Suspiro sentándome a comer las tostadas que están en el plato, no tengo hambre pero sé que debo comer.
—¿Quieres hablar?
Como un bocado de tostada muy lento mientras medito si me atrevo a contar toda la verdad o no. Mi hermano no me mira y no siento presión por su parte, cosa que agradezco.
—Sí quiero hablar, Adam.
—Empieza por el principio —me ordena pero no llega a ser rudo.
—He de confesar que soy lesbiana —lo digo y suelto toda la respiración que había contenido hasta ese momento.

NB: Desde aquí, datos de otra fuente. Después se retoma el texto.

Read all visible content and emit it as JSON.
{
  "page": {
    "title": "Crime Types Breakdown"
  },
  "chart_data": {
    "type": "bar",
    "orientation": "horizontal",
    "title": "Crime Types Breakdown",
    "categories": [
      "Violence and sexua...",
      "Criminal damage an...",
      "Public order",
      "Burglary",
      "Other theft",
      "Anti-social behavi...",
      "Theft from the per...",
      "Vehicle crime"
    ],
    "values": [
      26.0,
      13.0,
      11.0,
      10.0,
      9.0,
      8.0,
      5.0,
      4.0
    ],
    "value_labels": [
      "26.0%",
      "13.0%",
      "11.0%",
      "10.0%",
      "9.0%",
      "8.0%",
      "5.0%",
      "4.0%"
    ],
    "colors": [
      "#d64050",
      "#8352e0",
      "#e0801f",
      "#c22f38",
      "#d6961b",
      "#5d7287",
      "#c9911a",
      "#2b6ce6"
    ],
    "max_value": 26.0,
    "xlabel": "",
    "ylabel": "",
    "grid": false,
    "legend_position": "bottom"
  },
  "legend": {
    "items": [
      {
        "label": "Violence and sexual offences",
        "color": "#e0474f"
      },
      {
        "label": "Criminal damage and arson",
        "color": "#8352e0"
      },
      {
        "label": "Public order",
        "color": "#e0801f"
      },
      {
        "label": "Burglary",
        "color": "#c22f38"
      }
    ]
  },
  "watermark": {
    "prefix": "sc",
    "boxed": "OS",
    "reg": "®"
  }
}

Me quedo mirándole para ver su reacción pero sorprendentemente no hay ninguna. Lo miro con el ceño fruncido.
—¿No vas a decir nada?
Adam me mira y se encoge de hombros.
—Ya lo sabíamos —me contesta sin más y yo no puedo evitar abrir mi boca sorprendida.
—¿Por eso llorabas? —me pregunta antes de que yo pueda reaccionar.
—¿Cómo lo sabíais? —le pregunto recriminándolo, me siento bastante estúpida. He estado tanto tiempo en tensión por un secreto que resulta que no era secreto.
—Siempre lo has dicho de pequeña pero no sabemos en qué momento cambiaste.
Miro mis tostadas concentrada. Yo sí sé en qué momento y me siento bastante arrepentida.
—Conocí a una chica hace un par de años. Éramos amigas pero para mí era algo más—hago una pausa para coger fuerzas y soltar toda esta verdad que me está quemando por dentro—. Un día nos besamos pero ella tenía novio. Continuaron surgiendo esos momentos pero ella tenía novio. Cuando dejó a su chico creía que íbamos a dar un paso más pero ella siguió escondiéndome.
Adam toma unos segundos para responder y se me hacen eternos.
—Tú no tienes nada que esconder. Eres perfecta por dentro y por fuera. Encontrarás a la chica que te corresponda, ya verás.
Se levanta y me deja allí sola. Miro mi reflejo en el espejo del salón y veo que mi pelo está hecho un desastre, tengo unas ojeras pronunciadas, estoy pálida y mi nariz está roja e hinchada. Las palabras de mi hermano se clavan a fuego en mi piel y tomo una decisión que es dura pero necesaria.
Estoy sentada en un banco cuando la veo aparecer. Está preciosa con su pelo negro liso, su camiseta ceñida al pecho y sus pantalones vaqueros que marcan perfectamente sus caderas. Se sienta a mi lado y me toma de la mano pero yo se la aparto.
—Solamente quiero que me escuches —le digo con valentía y ella asiente —. Quiero que seas mi novia. Sé que será duro y puede que nos discriminen, que nos insulten o incluso que nos peguen. Pero quiero intentar ser feliz y rodearnos de gente que de verdad nos acepte tal y como somos.
Ella se queda callada y agacha la mirada.
—No puedo, lo siento —su voz es solo un susurro pero ha sido suficiente.
—Te quiero mucho y sé que va a ser difícil olvidar cuando me besabas —mi voz se quiebra un poco—. Te deseo lo mejor del mundo.
Me levanto del banco y oigo como ella me llama pero no me giro. Siento como las lágrimas recorren mis mejillas pero también siento como el alivio me invade por dentro. Por fin siento que recupero las fuerzas porque sé que merezco más.